In celebration of International Women’s Day last weekend, 80 local developers and students gathered at First Round Capital to collaborate on projects for the city’s second annual LadyHacks, a hackathon geared at getting more women involved in the tech community.
The event, which was organized by a volunteer committee of members from Girl Develop It (including, full disclosure, this writer) and Girl Geek Dinners and led by Sondra Willhite, who spearheaded the first LadyHacks in 2013, saw a 20 percent increase in attendance. That number was made up of 33 percent students from regional CS programs, about 10 percent women looking to transition to tech careers and 16 developers who also served as mentors.
Of those who were repeat attendees, many had a chance to participate more deeply in the development side of the work after a year of growing their skills.

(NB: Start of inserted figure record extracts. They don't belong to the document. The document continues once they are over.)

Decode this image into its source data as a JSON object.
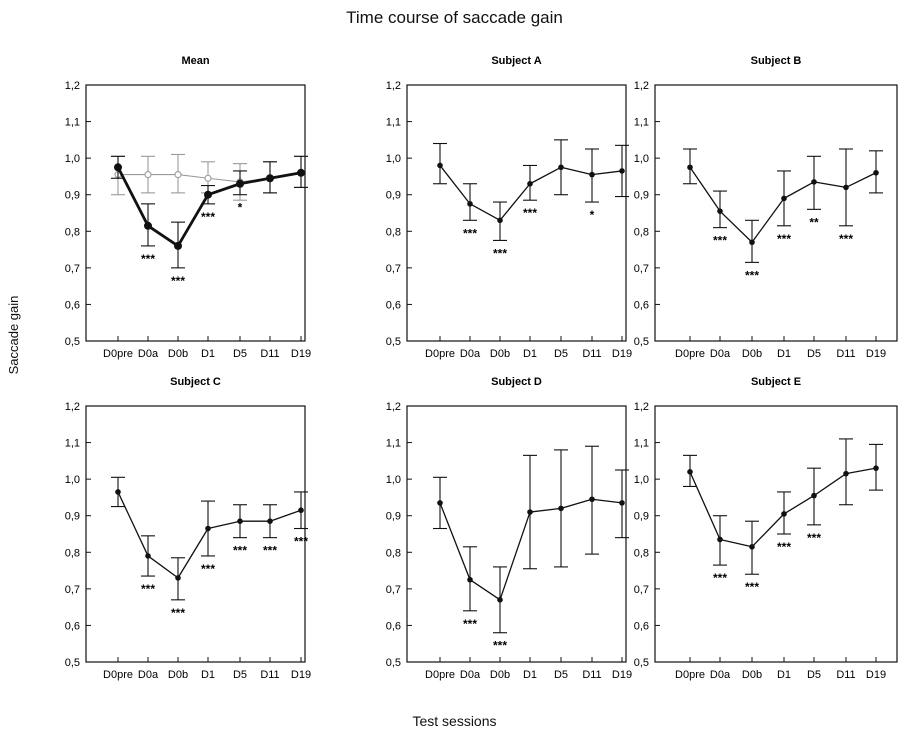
{
  "figure": {
    "title": "Time course of saccade gain",
    "ylabel": "Saccade gain",
    "xlabel": "Test sessions"
  },
  "chart_data": [
    {
      "type": "line",
      "title": "Mean",
      "categories": [
        "D0pre",
        "D0a",
        "D0b",
        "D1",
        "D5",
        "D11",
        "D19"
      ],
      "ylim": [
        0.5,
        1.2
      ],
      "yticks": [
        "0,5",
        "0,6",
        "0,7",
        "0,8",
        "0,9",
        "1,0",
        "1,1",
        "1,2"
      ],
      "series": [
        {
          "style": "bold",
          "values": [
            0.975,
            0.815,
            0.76,
            0.9,
            0.93,
            0.945,
            0.96
          ],
          "err_low": [
            0.945,
            0.76,
            0.7,
            0.875,
            0.9,
            0.905,
            0.92
          ],
          "err_high": [
            1.005,
            0.875,
            0.825,
            0.925,
            0.965,
            0.99,
            1.005
          ]
        },
        {
          "style": "gray",
          "values": [
            0.955,
            0.955,
            0.955,
            0.945,
            0.935,
            0.945,
            0.96
          ],
          "err_low": [
            0.9,
            0.905,
            0.905,
            0.905,
            0.885,
            0.905,
            0.92
          ],
          "err_high": [
            1.005,
            1.005,
            1.01,
            0.99,
            0.985,
            0.99,
            1.005
          ]
        }
      ],
      "annotations": [
        "",
        "***",
        "***",
        "***",
        "*",
        "",
        ""
      ]
    },
    {
      "type": "line",
      "title": "Subject A",
      "categories": [
        "D0pre",
        "D0a",
        "D0b",
        "D1",
        "D5",
        "D11",
        "D19"
      ],
      "ylim": [
        0.5,
        1.2
      ],
      "yticks": [
        "0,5",
        "0,6",
        "0,7",
        "0,8",
        "0,9",
        "1,0",
        "1,1",
        "1,2"
      ],
      "series": [
        {
          "style": "normal",
          "values": [
            0.98,
            0.875,
            0.83,
            0.93,
            0.975,
            0.955,
            0.965
          ],
          "err_low": [
            0.93,
            0.83,
            0.775,
            0.885,
            0.9,
            0.88,
            0.895
          ],
          "err_high": [
            1.04,
            0.93,
            0.88,
            0.98,
            1.05,
            1.025,
            1.035
          ]
        }
      ],
      "annotations": [
        "",
        "***",
        "***",
        "***",
        "",
        "*",
        ""
      ]
    },
    {
      "type": "line",
      "title": "Subject B",
      "categories": [
        "D0pre",
        "D0a",
        "D0b",
        "D1",
        "D5",
        "D11",
        "D19"
      ],
      "ylim": [
        0.5,
        1.2
      ],
      "yticks": [
        "0,5",
        "0,6",
        "0,7",
        "0,8",
        "0,9",
        "1,0",
        "1,1",
        "1,2"
      ],
      "series": [
        {
          "style": "normal",
          "values": [
            0.975,
            0.855,
            0.77,
            0.89,
            0.935,
            0.92,
            0.96
          ],
          "err_low": [
            0.93,
            0.81,
            0.715,
            0.815,
            0.86,
            0.815,
            0.905
          ],
          "err_high": [
            1.025,
            0.91,
            0.83,
            0.965,
            1.005,
            1.025,
            1.02
          ]
        }
      ],
      "annotations": [
        "",
        "***",
        "***",
        "***",
        "**",
        "***",
        ""
      ]
    },
    {
      "type": "line",
      "title": "Subject C",
      "categories": [
        "D0pre",
        "D0a",
        "D0b",
        "D1",
        "D5",
        "D11",
        "D19"
      ],
      "ylim": [
        0.5,
        1.2
      ],
      "yticks": [
        "0,5",
        "0,6",
        "0,7",
        "0,8",
        "0,9",
        "1,0",
        "1,1",
        "1,2"
      ],
      "series": [
        {
          "style": "normal",
          "values": [
            0.965,
            0.79,
            0.73,
            0.865,
            0.885,
            0.885,
            0.915
          ],
          "err_low": [
            0.925,
            0.735,
            0.67,
            0.79,
            0.84,
            0.84,
            0.865
          ],
          "err_high": [
            1.005,
            0.845,
            0.785,
            0.94,
            0.93,
            0.93,
            0.965
          ]
        }
      ],
      "annotations": [
        "",
        "***",
        "***",
        "***",
        "***",
        "***",
        "***"
      ]
    },
    {
      "type": "line",
      "title": "Subject D",
      "categories": [
        "D0pre",
        "D0a",
        "D0b",
        "D1",
        "D5",
        "D11",
        "D19"
      ],
      "ylim": [
        0.5,
        1.2
      ],
      "yticks": [
        "0,5",
        "0,6",
        "0,7",
        "0,8",
        "0,9",
        "1,0",
        "1,1",
        "1,2"
      ],
      "series": [
        {
          "style": "normal",
          "values": [
            0.935,
            0.725,
            0.67,
            0.91,
            0.92,
            0.945,
            0.935
          ],
          "err_low": [
            0.865,
            0.64,
            0.58,
            0.755,
            0.76,
            0.795,
            0.84
          ],
          "err_high": [
            1.005,
            0.815,
            0.76,
            1.065,
            1.08,
            1.09,
            1.025
          ]
        }
      ],
      "annotations": [
        "",
        "***",
        "***",
        "",
        "",
        "",
        ""
      ]
    },
    {
      "type": "line",
      "title": "Subject E",
      "categories": [
        "D0pre",
        "D0a",
        "D0b",
        "D1",
        "D5",
        "D11",
        "D19"
      ],
      "ylim": [
        0.5,
        1.2
      ],
      "yticks": [
        "0,5",
        "0,6",
        "0,7",
        "0,8",
        "0,9",
        "1,0",
        "1,1",
        "1,2"
      ],
      "series": [
        {
          "style": "normal",
          "values": [
            1.02,
            0.835,
            0.815,
            0.905,
            0.955,
            1.015,
            1.03
          ],
          "err_low": [
            0.98,
            0.765,
            0.74,
            0.85,
            0.875,
            0.93,
            0.97
          ],
          "err_high": [
            1.065,
            0.9,
            0.885,
            0.965,
            1.03,
            1.11,
            1.095
          ]
        }
      ],
      "annotations": [
        "",
        "***",
        "***",
        "***",
        "***",
        "",
        ""
      ]
    }
  ]
}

Nearly half of the team members who launched She Tech Philly at last year’s LadyHacks are now working full-time as developers.

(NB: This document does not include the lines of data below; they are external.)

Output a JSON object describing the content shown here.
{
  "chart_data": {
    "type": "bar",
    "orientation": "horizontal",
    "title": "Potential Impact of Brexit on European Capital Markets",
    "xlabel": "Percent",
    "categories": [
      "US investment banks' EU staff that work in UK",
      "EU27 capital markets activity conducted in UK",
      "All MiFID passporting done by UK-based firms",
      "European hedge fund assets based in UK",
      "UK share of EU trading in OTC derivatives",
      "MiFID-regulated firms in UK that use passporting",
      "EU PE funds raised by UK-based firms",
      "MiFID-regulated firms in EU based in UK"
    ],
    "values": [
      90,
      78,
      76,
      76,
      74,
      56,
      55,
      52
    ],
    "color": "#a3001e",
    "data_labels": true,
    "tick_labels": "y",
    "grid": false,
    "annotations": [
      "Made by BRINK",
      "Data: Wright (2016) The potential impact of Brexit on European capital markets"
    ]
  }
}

Here are the projects that were created or built on at LadyHacks:
- Rent Safe: a map that uses Craigslist rental listings and city crime data to help renters find the safest rentals.
- STEM Girl Connect: a mobile app that helps women and girls find mentors in the fields of STEM.
- She Tech Philly: this local resource site for all things “women in tech” in Philadelphia got a redesign and added some new content.
- 311 Glass Reporting: An app using Google Glass that can be used to report typical 311 nuisances: broken street lights, potholes and more.
- WeAreTechWomen: Inspired by the WeWorkInPhilly project, this map seeks to show profiles of women who work in tech in the area and hopes to expand internationally.
- “Educational game” (a tentative name): A game that allows the user to practice learning code.
- Penn State Beginner’s Luck: a game built by two Penn State students using Construct 2, that forces the player to travel through the game while dodging objects and answering trivia.
The 1.5 day event also raised $1,074 for TechGirlz, the local nonprofit organization that offers workshops and camps to introduce middle-school aged girls to technology career paths.
LadyHacks also partnered with Google Developer Group and Women TechMakers on this event.